Respiratory Therapy Program Director gives students more than a gentle push in the right direction

June 14, 2016
Temecula Respiratory Therapy program director Tanner Bliss
RT Program Director Tanner Bliss wants his students to be fully prepared to give patients the high level of care they deserve.

Tanner Bliss watched too many Respiratory Therapists in local hospitals giving less than their chosen profession – and their patients – deserved. “A big part of why I got into teaching was seeing respiratory therapists there for a paycheck, more than anything. I wanted to impact the next generation of therapists by influencing students to try to be their best.”

As Respiratory Therapy (RT) Program Director for SJVC’s Temecula campus, Tanner is in the perfect position to bring the full force of his ambition into play, as he educates and grooms students toward highest professional standards.

“As hard as we push them (respiratory therapy students), we want them to know that they can do this, they can accomplish this,” says Bliss. “By the time they get to the end and realize that they did do it, they can do anything.”

“Mr. Bliss makes sure his students understand the concepts that are taught and he will NOT give up on you,” says Tierra Norris, RT student. “He is a great motivator and it is clear that he wants his students to strive for success.”

Tanner has a lot of empathy and understanding for his students. Maybe that is because it was not that many years ago that he was a Respiratory Therapy student on SJVC’s Rancho Cucamonga campus (now Ontario), striving to master that which he now teaches.

“Here is someone who was an excellent student in our RT Program and showed great promise as a dedicated, compassionate and very smart student,” says Ricardo Guzman, Respiratory Therapy Program Director at the Ontario campus. “Tanner is one of the greatest examples of what is possible when a person gives all of themselves to their profession. He continues to inspire us, and his story is one we often share with our students.”

Tanner enjoys watching his students go through the same paces he once walked so successfully. He is excited by the changes in them as they steadily progress. “When you see the light in their eyes when they accomplish something, or when they come back from clinic and they are able to see things in action that they have been taught and feel good because they were able to handle it well – that’s really fun.”

Tanner is especially proud that his students stand out to clinic supervisors and peers alike. “Employers are giving high marks to all our graduates,” he says.

For all the students’ lives he is touching, Tanner’s career very nearly veered into a different direction.

“I was trying to figure out what kind of doctor I wanted to be and my brother Edward (a Respiratory Therapist) recommended this as a stepping stone.
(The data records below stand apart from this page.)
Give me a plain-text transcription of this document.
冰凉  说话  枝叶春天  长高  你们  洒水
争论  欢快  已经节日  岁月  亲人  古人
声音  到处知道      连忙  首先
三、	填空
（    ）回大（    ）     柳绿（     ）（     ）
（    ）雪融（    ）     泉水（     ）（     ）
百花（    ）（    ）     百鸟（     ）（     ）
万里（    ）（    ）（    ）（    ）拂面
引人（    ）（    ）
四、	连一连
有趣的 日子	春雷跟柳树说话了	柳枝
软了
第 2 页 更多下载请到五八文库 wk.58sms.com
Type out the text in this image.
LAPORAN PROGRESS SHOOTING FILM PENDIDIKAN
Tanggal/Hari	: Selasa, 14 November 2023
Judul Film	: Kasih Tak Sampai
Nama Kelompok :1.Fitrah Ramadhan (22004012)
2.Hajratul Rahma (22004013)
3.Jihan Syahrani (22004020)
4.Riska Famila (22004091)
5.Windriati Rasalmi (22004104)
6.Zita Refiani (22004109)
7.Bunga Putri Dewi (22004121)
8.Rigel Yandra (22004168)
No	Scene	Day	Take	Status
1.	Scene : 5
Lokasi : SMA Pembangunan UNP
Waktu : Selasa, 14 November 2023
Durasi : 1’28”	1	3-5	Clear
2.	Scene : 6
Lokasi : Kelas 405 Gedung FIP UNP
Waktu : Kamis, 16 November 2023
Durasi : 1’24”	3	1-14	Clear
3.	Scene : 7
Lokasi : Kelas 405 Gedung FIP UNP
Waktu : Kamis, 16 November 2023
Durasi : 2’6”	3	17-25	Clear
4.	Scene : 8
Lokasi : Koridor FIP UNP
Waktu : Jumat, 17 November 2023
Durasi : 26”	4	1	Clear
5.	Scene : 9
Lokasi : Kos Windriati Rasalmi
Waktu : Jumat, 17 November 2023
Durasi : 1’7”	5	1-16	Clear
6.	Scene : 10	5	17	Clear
When I got into it, I realized that I didn’t want to be a doctor and have a pager attached to my hip. I have not one regret.”
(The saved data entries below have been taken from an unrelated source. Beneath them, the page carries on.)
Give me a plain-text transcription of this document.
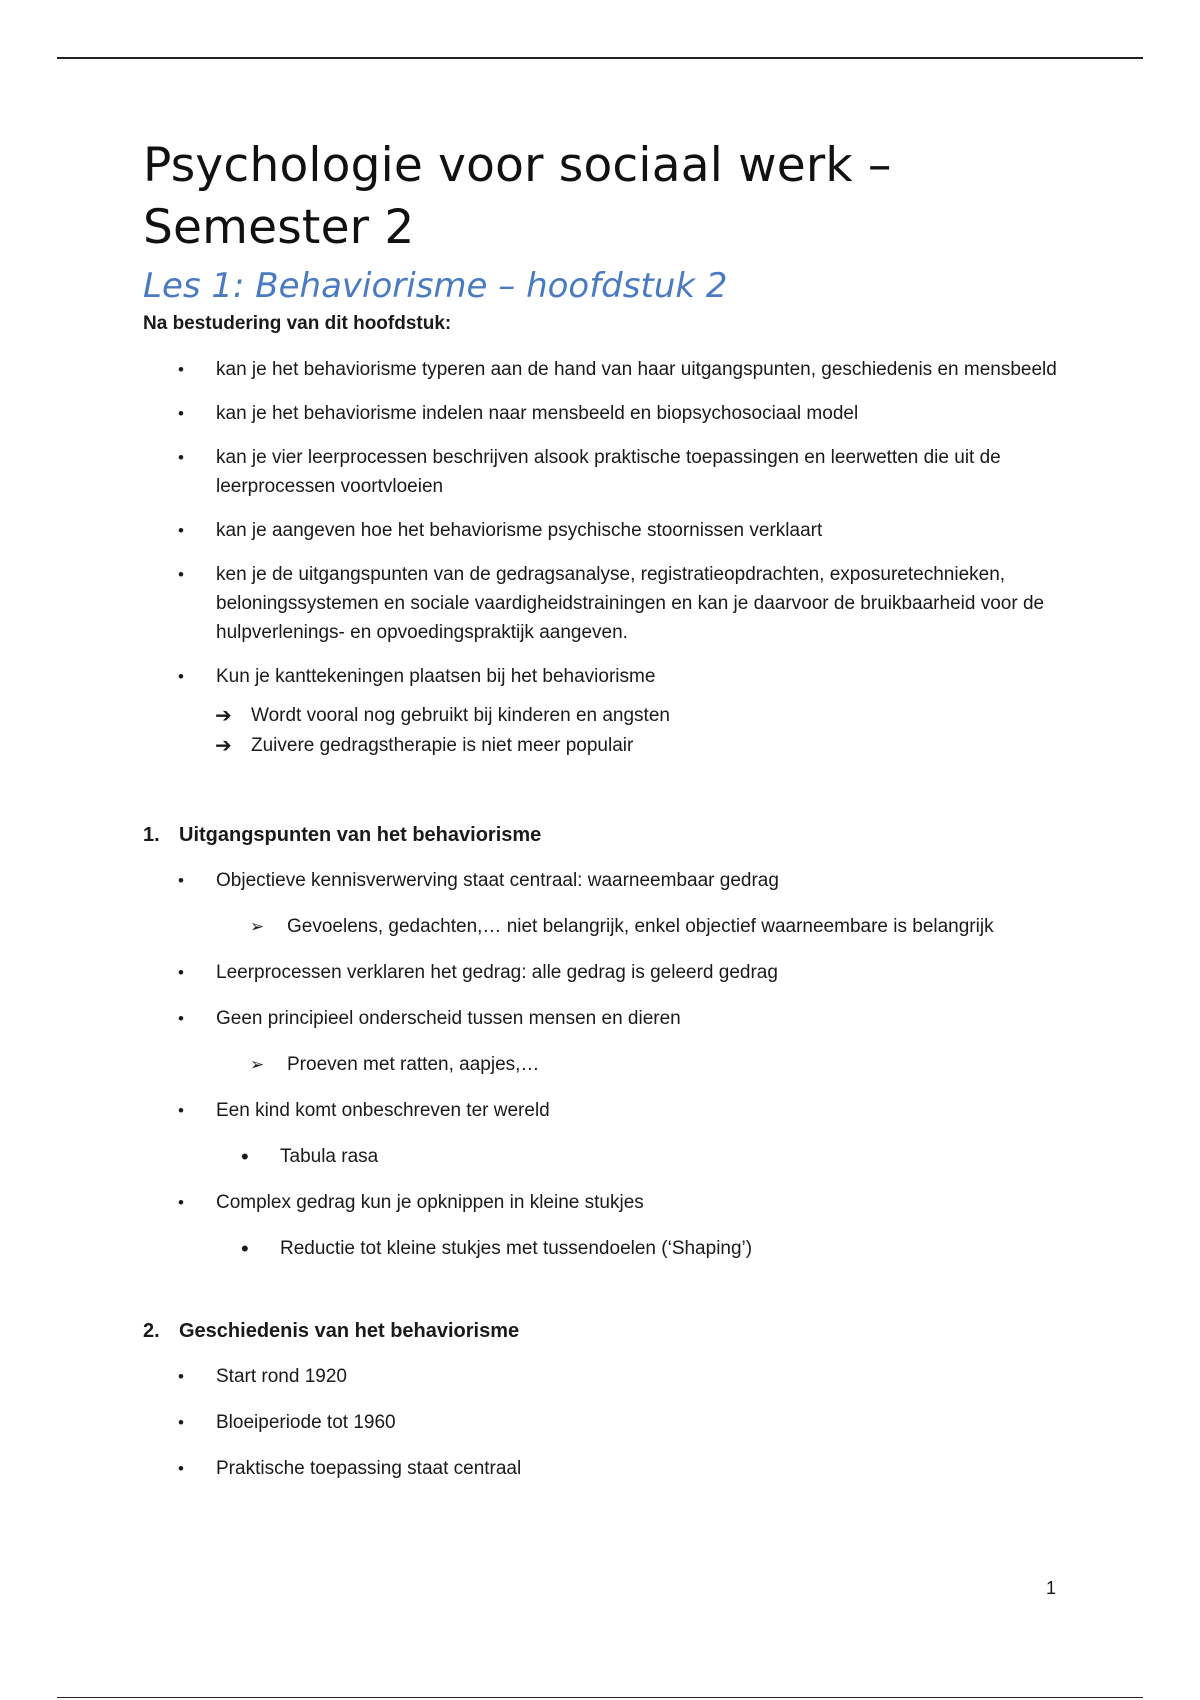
Psychologie voor sociaal werk – Semester 2
Les 1: Behaviorisme – hoofdstuk 2

Na bestudering van dit hoofdstuk:

• kan je het behaviorisme typeren aan de hand van haar uitgangspunten, geschiedenis en mensbeeld
• kan je het behaviorisme indelen naar mensbeeld en biopsychosociaal model
• kan je vier leerprocessen beschrijven alsook praktische toepassingen en leerwetten die uit de leerprocessen voortvloeien
• kan je aangeven hoe het behaviorisme psychische stoornissen verklaart
• ken je de uitgangspunten van de gedragsanalyse, registratieopdrachten, exposuretechnieken, beloningssystemen en sociale vaardigheidstrainingen en kan je daarvoor de bruikbaarheid voor de hulpverlenings- en opvoedingspraktijk aangeven.
• Kun je kanttekeningen plaatsen bij het behaviorisme
➔ Wordt vooral nog gebruikt bij kinderen en angsten
➔ Zuivere gedragstherapie is niet meer populair
1. Uitgangspunten van het behaviorisme
• Objectieve kennisverwerving staat centraal: waarneembaar gedrag
➢ Gevoelens, gedachten,… niet belangrijk, enkel objectief waarneembare is belangrijk
• Leerprocessen verklaren het gedrag: alle gedrag is geleerd gedrag
• Geen principieel onderscheid tussen mensen en dieren
➢ Proeven met ratten, aapjes,…
• Een kind komt onbeschreven ter wereld
• Tabula rasa
• Complex gedrag kun je opknippen in kleine stukjes
• Reductie tot kleine stukjes met tussendoelen (‘Shaping’)
2. Geschiedenis van het behaviorisme
• Start rond 1920
• Bloeiperiode tot 1960
• Praktische toepassing staat centraal
1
No matter what career path Tanner might have taken, he was certain to bring a few important characteristics along with him. His parents Rand and Valerie gave him fine examples to emulate.

“My dad has always been a hard worker and he showed me how to be a hard worker,” says Tanner. “He is a machinist and has worked 60 hours a week, almost as long as I’ve known him. My mom has been a good example as far as bringing out one of my personality traits; being kind of even-keeled and mild tempered.”
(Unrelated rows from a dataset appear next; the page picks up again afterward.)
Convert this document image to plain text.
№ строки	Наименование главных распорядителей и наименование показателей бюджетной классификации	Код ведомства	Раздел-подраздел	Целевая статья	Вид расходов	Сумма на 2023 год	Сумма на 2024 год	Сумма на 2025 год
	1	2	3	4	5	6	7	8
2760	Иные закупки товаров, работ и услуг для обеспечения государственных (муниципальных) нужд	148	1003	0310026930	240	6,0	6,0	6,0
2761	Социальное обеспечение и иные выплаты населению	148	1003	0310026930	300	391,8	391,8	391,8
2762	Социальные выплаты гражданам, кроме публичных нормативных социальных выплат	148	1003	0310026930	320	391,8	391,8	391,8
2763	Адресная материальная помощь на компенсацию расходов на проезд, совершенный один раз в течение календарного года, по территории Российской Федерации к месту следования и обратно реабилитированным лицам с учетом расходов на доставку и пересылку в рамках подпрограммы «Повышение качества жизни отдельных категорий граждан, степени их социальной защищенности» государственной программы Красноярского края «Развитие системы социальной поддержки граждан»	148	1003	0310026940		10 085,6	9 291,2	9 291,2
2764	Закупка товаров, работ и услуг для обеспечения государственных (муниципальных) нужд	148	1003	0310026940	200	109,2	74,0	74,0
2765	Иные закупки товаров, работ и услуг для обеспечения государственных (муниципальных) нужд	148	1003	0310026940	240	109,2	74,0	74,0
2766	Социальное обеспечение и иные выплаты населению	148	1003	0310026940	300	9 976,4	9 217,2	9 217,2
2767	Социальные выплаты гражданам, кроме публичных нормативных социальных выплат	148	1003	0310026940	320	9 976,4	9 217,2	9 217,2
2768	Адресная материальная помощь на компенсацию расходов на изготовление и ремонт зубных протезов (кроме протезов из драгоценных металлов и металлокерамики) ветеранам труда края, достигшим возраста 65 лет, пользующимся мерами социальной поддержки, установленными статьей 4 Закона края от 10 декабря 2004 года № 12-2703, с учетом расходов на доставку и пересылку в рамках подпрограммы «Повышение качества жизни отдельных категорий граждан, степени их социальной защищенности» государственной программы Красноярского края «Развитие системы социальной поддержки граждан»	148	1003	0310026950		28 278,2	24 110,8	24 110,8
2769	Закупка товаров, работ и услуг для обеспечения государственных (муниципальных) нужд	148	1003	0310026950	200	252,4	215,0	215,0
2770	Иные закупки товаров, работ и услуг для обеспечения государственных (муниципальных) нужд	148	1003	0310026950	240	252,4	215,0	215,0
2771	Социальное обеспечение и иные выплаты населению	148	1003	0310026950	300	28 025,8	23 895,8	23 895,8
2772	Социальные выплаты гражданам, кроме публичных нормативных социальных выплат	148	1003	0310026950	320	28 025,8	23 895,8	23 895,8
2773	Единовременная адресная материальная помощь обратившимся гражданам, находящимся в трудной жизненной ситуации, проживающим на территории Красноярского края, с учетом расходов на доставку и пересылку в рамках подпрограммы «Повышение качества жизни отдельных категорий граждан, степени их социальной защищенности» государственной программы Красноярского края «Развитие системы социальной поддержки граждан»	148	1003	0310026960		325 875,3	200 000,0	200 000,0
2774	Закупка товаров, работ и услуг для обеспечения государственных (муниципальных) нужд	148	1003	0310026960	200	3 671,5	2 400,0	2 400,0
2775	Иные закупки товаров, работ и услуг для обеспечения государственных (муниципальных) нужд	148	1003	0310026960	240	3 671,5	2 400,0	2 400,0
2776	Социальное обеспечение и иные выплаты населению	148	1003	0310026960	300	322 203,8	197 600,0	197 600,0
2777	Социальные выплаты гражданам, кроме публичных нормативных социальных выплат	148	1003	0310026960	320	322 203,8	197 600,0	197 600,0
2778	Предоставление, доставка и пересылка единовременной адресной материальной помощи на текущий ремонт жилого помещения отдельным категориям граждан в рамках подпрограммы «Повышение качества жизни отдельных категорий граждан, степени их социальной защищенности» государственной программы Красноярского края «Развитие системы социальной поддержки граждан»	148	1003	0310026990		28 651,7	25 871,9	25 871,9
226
Tanner’s wife, Michelle and sons Zayden (2) and Corban (1 month) make home the best place to be at the end of his day. “Before kids, there was plenty of hiking, camping and outdoor stuff,” says Tanner. Parenthood has shifted those activities a bit. “It’s a lot of fun, but it would be nice to get some sleep again,” he laughs.

Tanner has a few quotes at the ready to help his students get through some rough patches. One of his favorites that might help him through his own current moment of parenthood might work: “When a hurricane comes your way, enjoy the breeze.”